Sebanyak 69,4 persen pabrik gula BUMN berkapasitas kecil dengan pengolahan tebu di bawah 4.000 ton per hari.

Terkait kenyataan jika sebagian besar pabrik gula di Indonesia menggunakan mesin-mesin lama, Wakil Sekretaris Jendral APTRI Muhammad Nur Khabsyin menegaskan, bahwa memang sudah waktunya mesin di sejumlah pabrik gula perlu diganti atau dirombak karena sudah tua.

"Kita perlu merombak mesin, karena dapat mengakibatkan ada kebocoran saat penggilingan tebu. Kalau ada kebocoran, maka berpengaruh pada penurunan kadar gula atau rendemen. Hasil tebu akan bagus, kalau mesin pengolah tebu juga bagus kondisinya. Namun kalau mesin kurang baik, jadinya kurang maksimal produk gula yang dihasilkan," katanya.

Hal ini bisa dilihat pada negara jiran Thailand. Berkat penggunaan mesin pada pabrik gula yang berkualitas bagus, maka berpengaruh pada angka rendemen tebu. Di mana angka rendemen yang dihasilkan pabrik gula di Thailand sudah mencapai 11-12 persen. Sementara angka rendemen tebu di Indonesia masih berkisar enam-tujuh persen.

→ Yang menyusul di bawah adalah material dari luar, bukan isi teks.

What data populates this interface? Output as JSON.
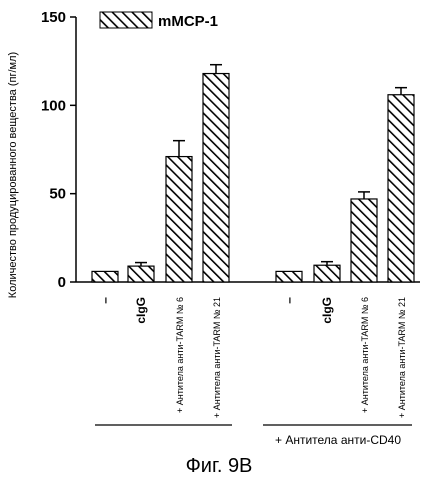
{
  "chart_data": {
    "type": "bar",
    "ylabel": "Количество продуцированного вещества (пг/мл)",
    "ylim": [
      0,
      150
    ],
    "yticks": [
      0,
      50,
      100,
      150
    ],
    "legend": {
      "label": "mMCP-1",
      "placement": "top-left"
    },
    "categories": [
      "–",
      "cIgG",
      "+ Антитела анти-TARM № 6",
      "+ Антитела анти-TARM № 21",
      "–",
      "cIgG",
      "+ Антитела анти-TARM № 6",
      "+ Антитела анти-TARM № 21"
    ],
    "series": [
      {
        "name": "mMCP-1",
        "values": [
          6,
          9,
          71,
          118,
          6,
          9.5,
          47,
          106
        ],
        "errors": [
          0,
          2,
          9,
          5,
          0,
          2,
          4,
          4
        ]
      }
    ],
    "group_label": "+ Антитела анти-CD40",
    "grid": false
  },
  "caption": "Фиг. 9В"
}
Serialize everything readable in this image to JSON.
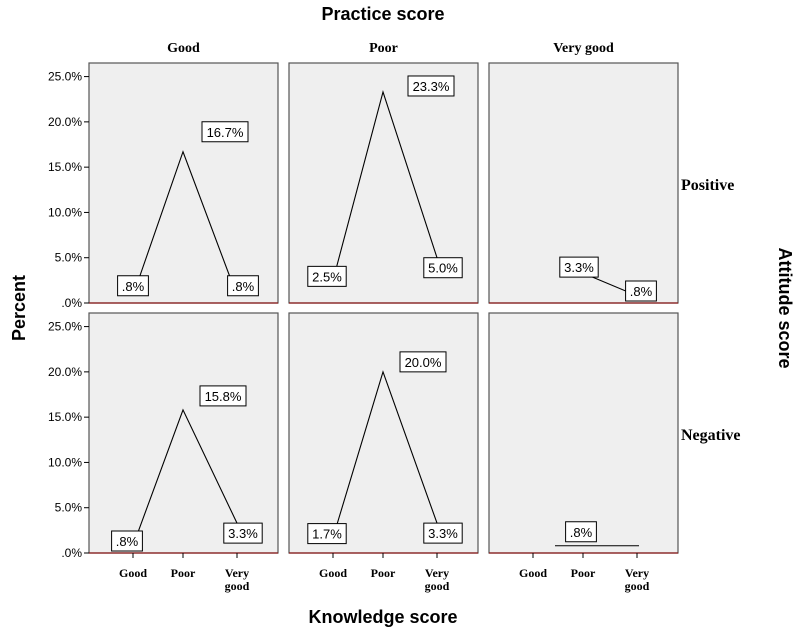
{
  "chart_data": {
    "type": "line",
    "title": "Practice score",
    "xlabel": "Knowledge score",
    "ylabel": "Percent",
    "row_axis_label": "Attitude score",
    "columns": [
      "Good",
      "Poor",
      "Very good"
    ],
    "rows": [
      "Positive",
      "Negative"
    ],
    "categories": [
      "Good",
      "Poor",
      "Very good"
    ],
    "category_labels": [
      [
        "Good"
      ],
      [
        "Poor"
      ],
      [
        "Very",
        "good"
      ]
    ],
    "y_ticks": [
      0,
      5,
      10,
      15,
      20,
      25
    ],
    "y_tick_labels": [
      ".0%",
      "5.0%",
      "10.0%",
      "15.0%",
      "20.0%",
      "25.0%"
    ],
    "ylim": [
      0,
      26.5
    ],
    "grid": false,
    "panels": [
      {
        "row": "Positive",
        "column": "Good",
        "values": [
          0.8,
          16.7,
          0.8
        ],
        "labels": [
          ".8%",
          "16.7%",
          ".8%"
        ]
      },
      {
        "row": "Positive",
        "column": "Poor",
        "values": [
          2.5,
          23.3,
          5.0
        ],
        "labels": [
          "2.5%",
          "23.3%",
          "5.0%"
        ]
      },
      {
        "row": "Positive",
        "column": "Very good",
        "values": [
          null,
          3.3,
          0.8
        ],
        "labels": [
          "",
          "3.3%",
          ".8%"
        ]
      },
      {
        "row": "Negative",
        "column": "Good",
        "values": [
          0.8,
          15.8,
          3.3
        ],
        "labels": [
          ".8%",
          "15.8%",
          "3.3%"
        ]
      },
      {
        "row": "Negative",
        "column": "Poor",
        "values": [
          1.7,
          20.0,
          3.3
        ],
        "labels": [
          "1.7%",
          "20.0%",
          "3.3%"
        ]
      },
      {
        "row": "Negative",
        "column": "Very good",
        "values": [
          null,
          0.8,
          0.8
        ],
        "labels": [
          "",
          ".8%",
          ""
        ]
      }
    ]
  }
}
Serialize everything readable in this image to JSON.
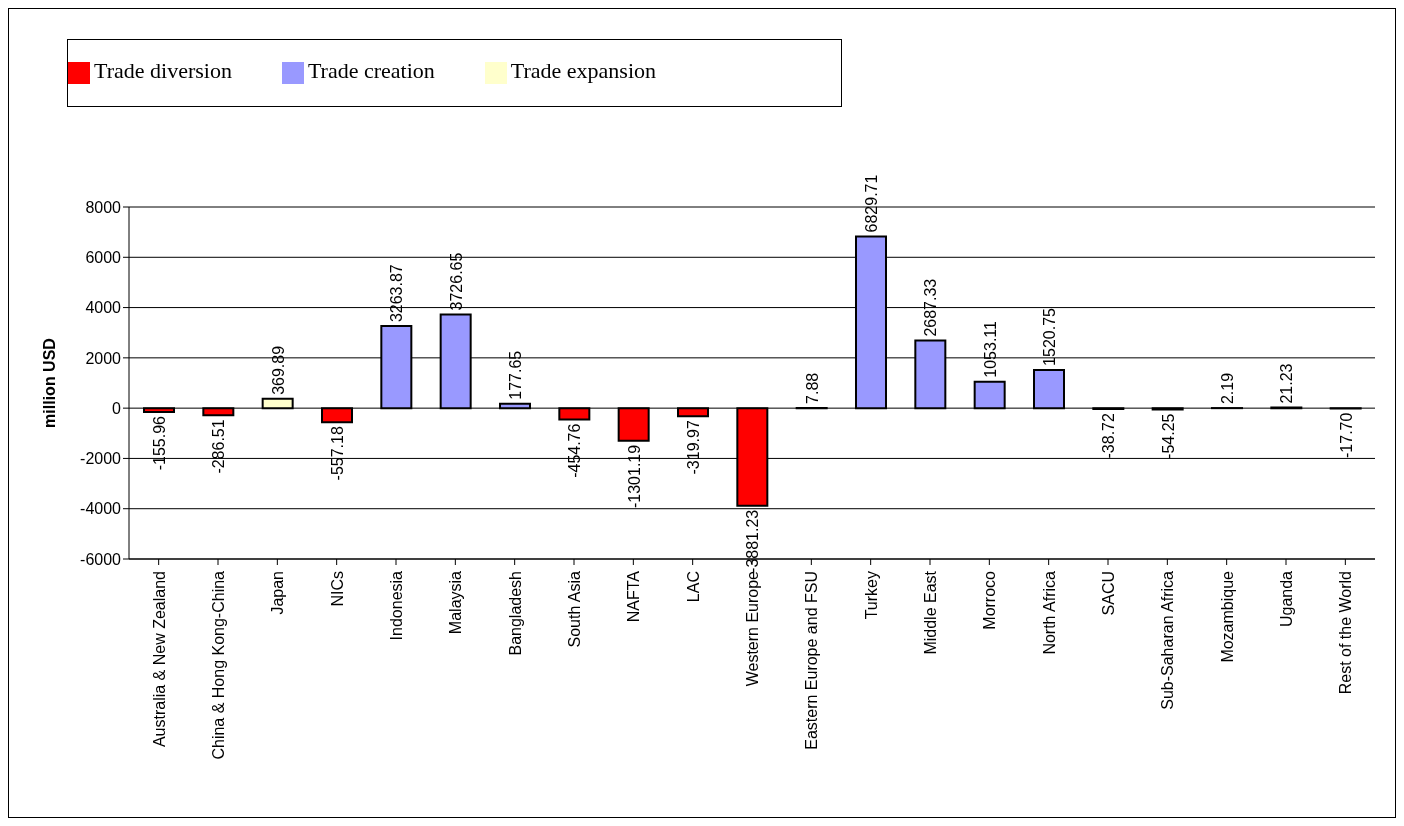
{
  "chart_data": {
    "type": "bar",
    "ylabel": "million USD",
    "categories": [
      "Australia & New Zealand",
      "China & Hong Kong-China",
      "Japan",
      "NICs",
      "Indonesia",
      "Malaysia",
      "Bangladesh",
      "South Asia",
      "NAFTA",
      "LAC",
      "Western Europe",
      "Eastern Europe and FSU",
      "Turkey",
      "Middle East",
      "Morroco",
      "North Africa",
      "SACU",
      "Sub-Saharan Africa",
      "Mozambique",
      "Uganda",
      "Rest of the World"
    ],
    "series": [
      {
        "name": "Trade diversion",
        "color": "#ff0000",
        "values": [
          -155.96,
          -286.51,
          null,
          -557.18,
          null,
          null,
          null,
          -454.76,
          -1301.19,
          -319.97,
          -3881.23,
          null,
          null,
          null,
          null,
          null,
          -38.72,
          -54.25,
          null,
          null,
          -17.7
        ],
        "value_labels": [
          "-155.96",
          "-286.51",
          null,
          "-557.18",
          null,
          null,
          null,
          "-454.76",
          "-1301.19",
          "-319.97",
          "-3881.23",
          null,
          null,
          null,
          null,
          null,
          "-38.72",
          "-54.25",
          null,
          null,
          "-17.70"
        ]
      },
      {
        "name": "Trade creation",
        "color": "#9999ff",
        "values": [
          null,
          null,
          null,
          null,
          3263.87,
          3726.65,
          177.65,
          null,
          null,
          null,
          null,
          7.88,
          6829.71,
          2687.33,
          1053.11,
          1520.75,
          null,
          null,
          2.19,
          21.23,
          null
        ],
        "value_labels": [
          null,
          null,
          null,
          null,
          "3263.87",
          "3726.65",
          "177.65",
          null,
          null,
          null,
          null,
          "7.88",
          "6829.71",
          "2687.33",
          "1053.11",
          "1520.75",
          null,
          null,
          "2.19",
          "21.23",
          null
        ]
      },
      {
        "name": "Trade expansion",
        "color": "#ffffcc",
        "values": [
          null,
          null,
          369.89,
          null,
          null,
          null,
          null,
          null,
          null,
          null,
          null,
          null,
          null,
          null,
          null,
          null,
          null,
          null,
          null,
          null,
          null
        ],
        "value_labels": [
          null,
          null,
          "369.89",
          null,
          null,
          null,
          null,
          null,
          null,
          null,
          null,
          null,
          null,
          null,
          null,
          null,
          null,
          null,
          null,
          null,
          null
        ]
      }
    ],
    "ylim": [
      -6000,
      8000
    ],
    "yticks": [
      -6000,
      -4000,
      -2000,
      0,
      2000,
      4000,
      6000,
      8000
    ],
    "grid": "y",
    "legend": "top left"
  }
}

Sementara itu, Direktur Utama PTPN XI Dolly P Pulungan menjelaskan, beberapa waktu lalu, pihaknya sudah diminta Kementerian BUMN untuk membantu merevitalisasi proses pengelolaan delapan pabrik gula yang berada di Jawa Tengah.

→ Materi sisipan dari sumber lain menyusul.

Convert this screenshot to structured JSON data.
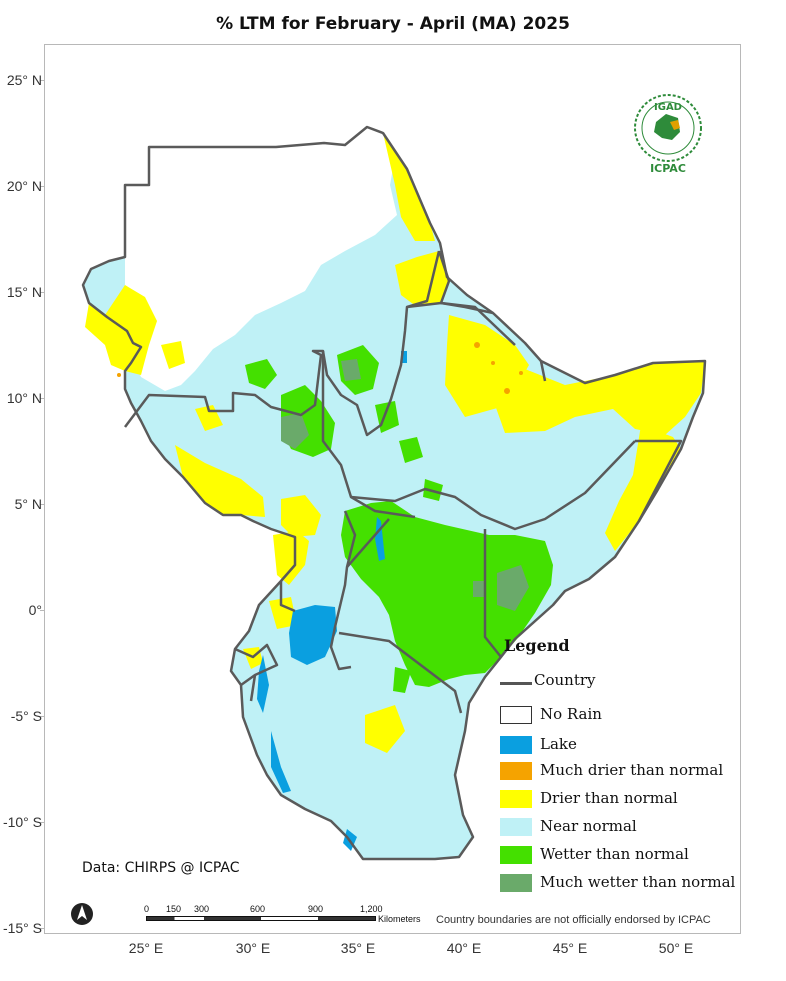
{
  "title": "% LTM  for February - April (MA)  2025",
  "axes": {
    "lat_labels": [
      "25° N",
      "20° N",
      "15° N",
      "10° N",
      "5° N",
      "0°",
      "-5° S",
      "-10° S",
      "-15° S"
    ],
    "lon_labels": [
      "25° E",
      "30° E",
      "35° E",
      "40° E",
      "45° E",
      "50° E"
    ]
  },
  "legend": {
    "title": "Legend",
    "items": [
      {
        "label": "Country",
        "kind": "line",
        "color": "#555555"
      },
      {
        "label": "No Rain",
        "kind": "box",
        "color": "#ffffff"
      },
      {
        "label": "Lake",
        "kind": "box",
        "color": "#0a9fe0"
      },
      {
        "label": "Much drier than normal",
        "kind": "box",
        "color": "#f5a300"
      },
      {
        "label": "Drier than normal",
        "kind": "box",
        "color": "#ffff00"
      },
      {
        "label": "Near normal",
        "kind": "box",
        "color": "#bff1f6"
      },
      {
        "label": "Wetter than normal",
        "kind": "box",
        "color": "#44e000"
      },
      {
        "label": "Much wetter than normal",
        "kind": "box",
        "color": "#6aaa6a"
      }
    ]
  },
  "data_source": "Data: CHIRPS @ ICPAC",
  "disclaimer": "Country boundaries are not officially endorsed by ICPAC",
  "logo": {
    "top_text": "IGAD",
    "bottom_text": "ICPAC"
  },
  "scale_bar": {
    "ticks": [
      "0",
      "150",
      "300",
      "600",
      "900",
      "1,200"
    ],
    "unit": "Kilometers"
  },
  "north_arrow": "north-arrow-icon"
}
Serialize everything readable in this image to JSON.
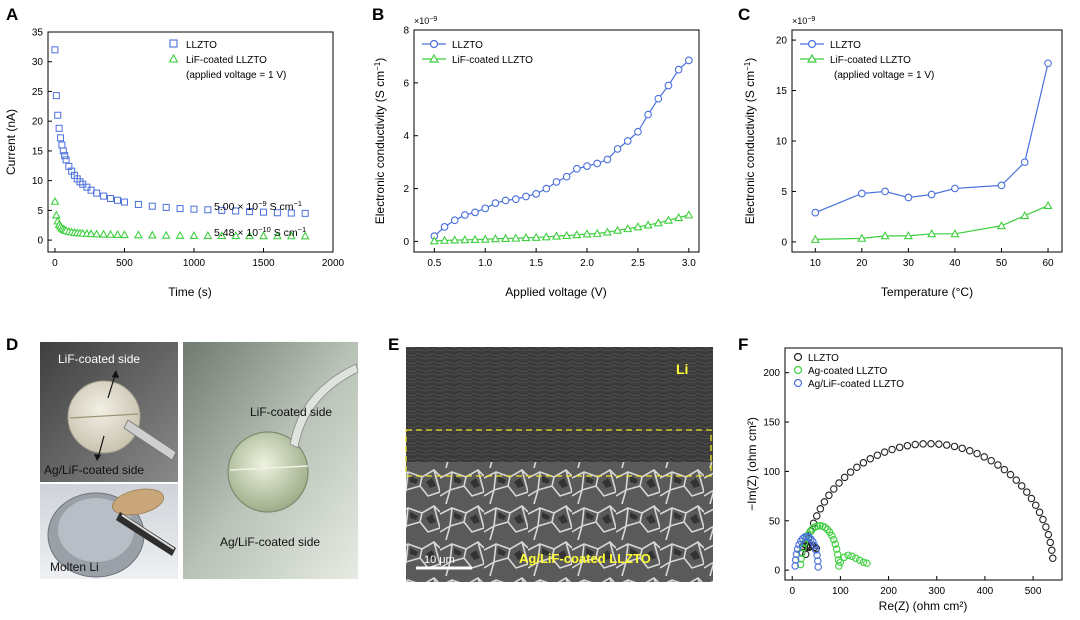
{
  "panel_letters": {
    "A": "A",
    "B": "B",
    "C": "C",
    "D": "D",
    "E": "E",
    "F": "F"
  },
  "colors": {
    "blue": "#4a6fdc",
    "green": "#3ecf3e",
    "black": "#222222",
    "yellow": "#ffff33"
  },
  "chart_data": [
    {
      "id": "A",
      "type": "scatter",
      "xlabel": "Time (s)",
      "ylabel": "Current (nA)",
      "xlim": [
        -50,
        2000
      ],
      "ylim": [
        -2,
        35
      ],
      "xticks": [
        0,
        500,
        1000,
        1500,
        2000
      ],
      "yticks": [
        0,
        5,
        10,
        15,
        20,
        25,
        30,
        35
      ],
      "legend": [
        "LLZTO",
        "LiF-coated LLZTO"
      ],
      "legend_note": "(applied voltage = 1 V)",
      "annotations": {
        "llzto_base": "5.00 × 10",
        "llzto_exp": "−9",
        "llzto_unit": " S cm",
        "lif_base": "5.48 × 10",
        "lif_exp": "−10",
        "lif_unit": " S cm",
        "unit_exp": "−1"
      },
      "series": [
        {
          "name": "LLZTO",
          "x": [
            0,
            10,
            20,
            30,
            40,
            50,
            60,
            70,
            80,
            100,
            120,
            140,
            160,
            180,
            200,
            230,
            260,
            300,
            350,
            400,
            450,
            500,
            600,
            700,
            800,
            900,
            1000,
            1100,
            1200,
            1300,
            1400,
            1500,
            1600,
            1700,
            1800
          ],
          "y": [
            32.0,
            24.3,
            21.0,
            18.8,
            17.2,
            16.0,
            15.0,
            14.2,
            13.5,
            12.4,
            11.6,
            10.9,
            10.3,
            9.8,
            9.4,
            8.9,
            8.4,
            7.9,
            7.4,
            7.0,
            6.7,
            6.4,
            6.0,
            5.7,
            5.5,
            5.3,
            5.2,
            5.1,
            5.0,
            4.9,
            4.8,
            4.7,
            4.6,
            4.55,
            4.5
          ]
        },
        {
          "name": "LiF-coated LLZTO",
          "x": [
            0,
            10,
            20,
            30,
            40,
            50,
            60,
            70,
            80,
            100,
            120,
            140,
            160,
            180,
            200,
            230,
            260,
            300,
            350,
            400,
            450,
            500,
            600,
            700,
            800,
            900,
            1000,
            1100,
            1200,
            1300,
            1400,
            1500,
            1600,
            1700,
            1800
          ],
          "y": [
            6.5,
            4.2,
            3.2,
            2.6,
            2.3,
            2.0,
            1.85,
            1.7,
            1.6,
            1.45,
            1.35,
            1.28,
            1.22,
            1.18,
            1.14,
            1.1,
            1.06,
            1.02,
            0.98,
            0.95,
            0.92,
            0.9,
            0.86,
            0.83,
            0.8,
            0.78,
            0.76,
            0.75,
            0.74,
            0.73,
            0.72,
            0.71,
            0.7,
            0.7,
            0.69
          ]
        }
      ]
    },
    {
      "id": "B",
      "type": "line",
      "xlabel": "Applied voltage (V)",
      "ylabel": "Electronic conductivity (S cm",
      "ylabel_exp": "−1",
      "ylabel_close": ")",
      "multiplier_base": "×10",
      "multiplier_exp": "−9",
      "xlim": [
        0.3,
        3.1
      ],
      "ylim": [
        -0.4,
        8
      ],
      "xticks": [
        "0.5",
        "1.0",
        "1.5",
        "2.0",
        "2.5",
        "3.0"
      ],
      "yticks": [
        "0",
        "2",
        "4",
        "6",
        "8"
      ],
      "legend": [
        "LLZTO",
        "LiF-coated LLZTO"
      ],
      "series": [
        {
          "name": "LLZTO",
          "x": [
            0.5,
            0.6,
            0.7,
            0.8,
            0.9,
            1.0,
            1.1,
            1.2,
            1.3,
            1.4,
            1.5,
            1.6,
            1.7,
            1.8,
            1.9,
            2.0,
            2.1,
            2.2,
            2.3,
            2.4,
            2.5,
            2.6,
            2.7,
            2.8,
            2.9,
            3.0
          ],
          "y": [
            0.2,
            0.55,
            0.8,
            1.0,
            1.1,
            1.25,
            1.45,
            1.55,
            1.6,
            1.7,
            1.8,
            2.0,
            2.25,
            2.45,
            2.75,
            2.85,
            2.95,
            3.1,
            3.5,
            3.8,
            4.15,
            4.8,
            5.4,
            5.9,
            6.5,
            6.85
          ]
        },
        {
          "name": "LiF-coated LLZTO",
          "x": [
            0.5,
            0.6,
            0.7,
            0.8,
            0.9,
            1.0,
            1.1,
            1.2,
            1.3,
            1.4,
            1.5,
            1.6,
            1.7,
            1.8,
            1.9,
            2.0,
            2.1,
            2.2,
            2.3,
            2.4,
            2.5,
            2.6,
            2.7,
            2.8,
            2.9,
            3.0
          ],
          "y": [
            0.02,
            0.04,
            0.05,
            0.06,
            0.07,
            0.08,
            0.1,
            0.11,
            0.12,
            0.14,
            0.15,
            0.17,
            0.2,
            0.22,
            0.25,
            0.28,
            0.3,
            0.35,
            0.42,
            0.48,
            0.55,
            0.62,
            0.7,
            0.8,
            0.9,
            1.0
          ]
        }
      ]
    },
    {
      "id": "C",
      "type": "line",
      "xlabel": "Temperature (°C)",
      "ylabel": "Electronic conductivity (S cm",
      "ylabel_exp": "−1",
      "ylabel_close": ")",
      "multiplier_base": "×10",
      "multiplier_exp": "−9",
      "xlim": [
        5,
        63
      ],
      "ylim": [
        -1,
        21
      ],
      "xticks": [
        "10",
        "20",
        "30",
        "40",
        "50",
        "60"
      ],
      "yticks": [
        "0",
        "5",
        "10",
        "15",
        "20"
      ],
      "legend": [
        "LLZTO",
        "LiF-coated LLZTO"
      ],
      "legend_note": "(applied voltage = 1 V)",
      "series": [
        {
          "name": "LLZTO",
          "x": [
            10,
            20,
            25,
            30,
            35,
            40,
            50,
            55,
            60
          ],
          "y": [
            2.9,
            4.8,
            5.0,
            4.4,
            4.7,
            5.3,
            5.6,
            7.9,
            17.7
          ]
        },
        {
          "name": "LiF-coated LLZTO",
          "x": [
            10,
            20,
            25,
            30,
            35,
            40,
            50,
            55,
            60
          ],
          "y": [
            0.25,
            0.35,
            0.6,
            0.6,
            0.8,
            0.8,
            1.6,
            2.6,
            3.6
          ]
        }
      ]
    },
    {
      "id": "F",
      "type": "scatter",
      "xlabel": "Re(Z) (ohm cm²)",
      "ylabel": "−Im(Z) (ohm cm²)",
      "xlim": [
        -15,
        560
      ],
      "ylim": [
        -10,
        225
      ],
      "xticks": [
        0,
        100,
        200,
        300,
        400,
        500
      ],
      "yticks": [
        0,
        50,
        100,
        150,
        200
      ],
      "legend": [
        "LLZTO",
        "Ag-coated LLZTO",
        "Ag/LiF-coated LLZTO"
      ],
      "series": [
        {
          "name": "LLZTO",
          "arc": {
            "center": 284,
            "radius": 258,
            "ymax": 128
          },
          "tail_x": [
            20,
            22,
            26,
            30,
            34,
            38,
            42,
            46,
            50
          ],
          "tail_y": [
            18,
            24,
            26,
            25,
            23,
            24,
            25,
            23,
            22
          ]
        },
        {
          "name": "Ag-coated LLZTO",
          "arc": {
            "center": 57,
            "radius": 40,
            "ymax": 45
          },
          "tail_x": [
            100,
            108,
            116,
            124,
            132,
            140,
            148,
            155
          ],
          "tail_y": [
            8,
            13,
            15,
            14,
            12,
            10,
            8,
            7
          ]
        },
        {
          "name": "Ag/LiF-coated LLZTO",
          "arc": {
            "center": 30,
            "radius": 24,
            "ymax": 34
          },
          "tail_x": [],
          "tail_y": []
        }
      ]
    }
  ],
  "photo_D": {
    "lif_side_1": "LiF-coated side",
    "aglif_side_1": "Ag/LiF-coated side",
    "molten": "Molten Li",
    "lif_side_2": "LiF-coated side",
    "aglif_side_2": "Ag/LiF-coated side"
  },
  "photo_E": {
    "li_label": "Li",
    "scale": "10 μm",
    "bottom_label": "Ag/LiF-coated LLZTO"
  }
}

Kapasitas produksi dari delapan pabrik yang segera direvitalisasikan itu akan ditingkatkan. Dari sekitar 2.200 ton-2.800 ton per hari menjadi 4.000 ton per hari.

Selanjutnya, Dolly mengatakan, ada sejumlah kendala yang dihadapi sehingga mengakibatkan pabrik-pabrik itu tidak bisa beroperasi dengan maksimal. Misalnya, mesin di pabrik sudah terlalu tua dan belum ada upaya perbaikan, sistem operasional belum efisien, serta sistem yang ada belum diperbaiki atau di-upgrade.

"Bagaimanapun, potensi pabrik-pabrik itu masih bagus, sehingga segera ada pengembangan dengan cara bertahap. Nantinya akan disesuaikan pula upaya pengembangan untuk pabrik-pabrik lain, supaya ada peningkatan produksi gulanya," ujar dia seraya menyatakan, PTPN XI sendiri mengelola 16 unit pabrik gula di Jawa Timur.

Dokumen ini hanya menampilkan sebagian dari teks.